The car drives away, but she doesn’t follow. She just hangs there, the giant eye in the sky—white, huge, stuck; a giant button sewn into the blue velvet.
Each time we meet, I tell Caroline what happened to her family; get past her sad blue eyes. Each time she looks at me blankly, but her aunt and uncle tell me that she is having night terrors every week. I will get her to face her past.
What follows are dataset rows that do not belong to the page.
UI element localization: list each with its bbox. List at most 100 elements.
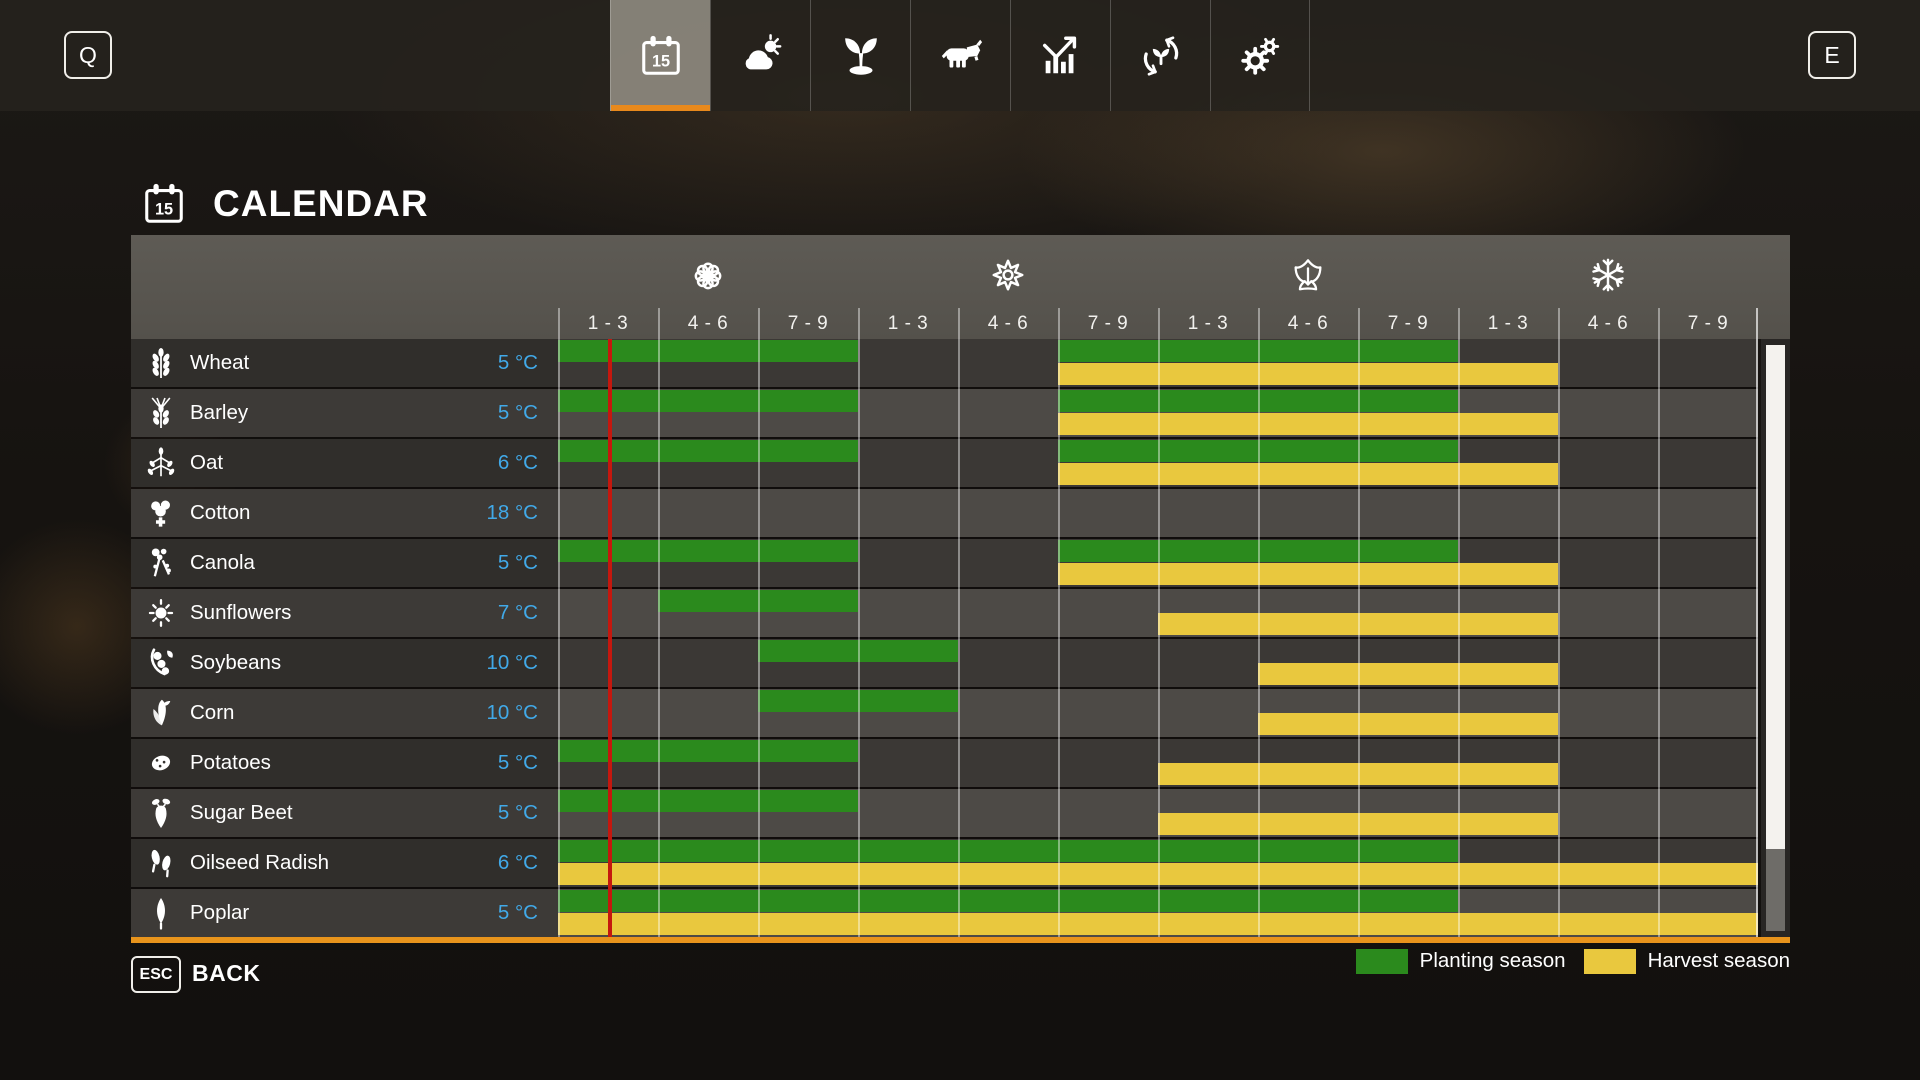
crop-name: Oat xyxy=(190,451,224,474)
barley-icon xyxy=(144,394,178,432)
key-hint-e[interactable]: E xyxy=(1808,31,1856,79)
crop-row-label-cell: Corn 10 °C xyxy=(131,689,558,737)
poplar-icon xyxy=(144,894,178,932)
wheat-icon xyxy=(144,344,178,382)
crop-min-temperature: 5 °C xyxy=(497,801,538,824)
planting-season-bar xyxy=(758,690,958,712)
period-label: 4 - 6 xyxy=(987,312,1029,334)
crop-name: Barley xyxy=(190,401,249,424)
crop-row-season-chart xyxy=(558,789,1758,837)
tab-animals[interactable] xyxy=(910,0,1010,111)
svg-text:15: 15 xyxy=(155,201,173,219)
harvest-season-bar xyxy=(558,913,1758,935)
scrollbar-track[interactable] xyxy=(1766,849,1785,931)
crop-row: Cotton 18 °C xyxy=(131,489,1758,539)
crop-row-season-chart xyxy=(558,689,1758,737)
crop-row-season-chart xyxy=(558,639,1758,687)
crop-row: Sugar Beet 5 °C xyxy=(131,789,1758,839)
planting-season-swatch xyxy=(1355,948,1408,974)
crop-name: Potatoes xyxy=(190,751,271,774)
crop-min-temperature: 5 °C xyxy=(497,751,538,774)
harvest-season-bar xyxy=(1158,813,1558,835)
crop-row-season-chart xyxy=(558,339,1758,387)
crop-name: Oilseed Radish xyxy=(190,851,330,874)
crop-name: Sugar Beet xyxy=(190,801,293,824)
cow-icon xyxy=(938,33,984,79)
sun-icon xyxy=(989,256,1027,294)
tab-weather[interactable] xyxy=(710,0,810,111)
crop-min-temperature: 6 °C xyxy=(497,451,538,474)
crop-row-season-chart xyxy=(558,539,1758,587)
crop-row: Wheat 5 °C xyxy=(131,339,1758,389)
harvest-season-bar xyxy=(1258,713,1558,735)
calendar-body: Wheat 5 °C Barley 5 °C Oat 6 °C Cotton 18 °C Can… xyxy=(131,308,1790,937)
period-label: 4 - 6 xyxy=(1287,312,1329,334)
planting-season-bar xyxy=(558,390,858,412)
current-date-line xyxy=(608,339,612,937)
key-hint-q-label: Q xyxy=(79,41,97,68)
top-bar: Q 15 E xyxy=(0,0,1920,111)
tab-settings[interactable] xyxy=(1210,0,1310,111)
crop-rows: Wheat 5 °C Barley 5 °C Oat 6 °C Cotton 18 °C Can… xyxy=(131,339,1758,937)
period-labels-row: 1 - 3 4 - 6 7 - 9 1 - 3 4 - 6 7 - 9 1 - 3 4 - 6… xyxy=(558,308,1758,339)
flower-icon xyxy=(689,256,727,294)
planting-season-bar xyxy=(1058,390,1458,412)
planting-season-bar xyxy=(558,740,858,762)
tab-finances[interactable] xyxy=(1010,0,1110,111)
cotton-icon xyxy=(144,494,178,532)
harvest-season-bar xyxy=(1058,563,1558,585)
crop-row: Sunflowers 7 °C xyxy=(131,589,1758,639)
key-hint-q[interactable]: Q xyxy=(64,31,112,79)
sunflower-icon xyxy=(144,594,178,632)
crop-row-season-chart xyxy=(558,839,1758,887)
crop-name: Canola xyxy=(190,551,255,574)
crop-row-season-chart xyxy=(558,489,1758,537)
crop-row: Oat 6 °C xyxy=(131,439,1758,489)
key-hint-esc[interactable]: ESC xyxy=(131,956,181,993)
legend: Planting season Harvest season xyxy=(1355,948,1790,974)
crop-row: Corn 10 °C xyxy=(131,689,1758,739)
period-label: 7 - 9 xyxy=(1387,312,1429,334)
tab-calendar[interactable]: 15 xyxy=(610,0,710,111)
tab-crops[interactable] xyxy=(810,0,910,111)
crop-row-label-cell: Sugar Beet 5 °C xyxy=(131,789,558,837)
tab-crop-rotation[interactable] xyxy=(1110,0,1210,111)
planting-season-bar xyxy=(558,340,858,362)
crop-name: Cotton xyxy=(190,501,251,524)
planting-season-bar xyxy=(558,890,1458,912)
seedling-icon xyxy=(838,33,884,79)
crop-row: Potatoes 5 °C xyxy=(131,739,1758,789)
planting-season-bar xyxy=(758,640,958,662)
crop-min-temperature: 5 °C xyxy=(497,351,538,374)
weather-icon xyxy=(738,33,784,79)
crop-row-season-chart xyxy=(558,389,1758,437)
back-label[interactable]: BACK xyxy=(192,960,261,986)
period-label: 7 - 9 xyxy=(1087,312,1129,334)
planting-season-bar xyxy=(558,440,858,462)
planting-season-bar xyxy=(1058,540,1458,562)
crop-min-temperature: 5 °C xyxy=(497,901,538,924)
crop-rotation-icon xyxy=(1138,33,1184,79)
period-label: 1 - 3 xyxy=(587,312,629,334)
planting-season-bar xyxy=(1058,340,1458,362)
harvest-season-bar xyxy=(558,863,1758,885)
harvest-season-bar xyxy=(1058,463,1558,485)
crop-min-temperature: 7 °C xyxy=(497,601,538,624)
planting-season-bar xyxy=(1058,440,1458,462)
potatoes-icon xyxy=(144,744,178,782)
crop-name: Wheat xyxy=(190,351,250,374)
scrollbar[interactable] xyxy=(1761,339,1790,937)
calendar-15-icon: 15 xyxy=(638,33,684,79)
harvest-season-bar xyxy=(1158,763,1558,785)
planting-season-bar xyxy=(558,790,858,812)
page-title-row: 15 CALENDAR xyxy=(141,181,429,227)
scrollbar-thumb[interactable] xyxy=(1766,345,1785,849)
calendar-15-icon: 15 xyxy=(141,181,187,227)
crop-row: Canola 5 °C xyxy=(131,539,1758,589)
crop-row-label-cell: Potatoes 5 °C xyxy=(131,739,558,787)
period-label: 7 - 9 xyxy=(787,312,829,334)
period-label: 7 - 9 xyxy=(1687,312,1729,334)
crop-row-label-cell: Cotton 18 °C xyxy=(131,489,558,537)
corn-icon xyxy=(144,694,178,732)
This is the part where she tries to wake up. She stretches and pulls, but the black velvet holds her tight. She yells out to wake them up. “MAMA, PAPA, ALLIE! GET OUT OF THE HOUSE!” But even as the words are coming the cigarette is already blooming; a giant sunflower shooting up through the house, whipping the seams out of the black velvet which is now red, red like her shirt, like the car, like the road. The windows are blocked—she can’t hear their screams. Nobody did. But she knows she can’t hear because she wasn’t there—that’s why now all she gets to do is watch because when she could have stopped it, she didn’t. Now she can only be the eye—white, bleached like her mother and father and sister’s bones, rattling each day inside her heart.
Just a quick explanation of my movie: in the movie itself, the story flips between Caroline's past/her night terrors and her present, where she is getting analyzed by a psychiatrist. The psychiatrist speaks in the first person, and Caroline's story is always told in the third person.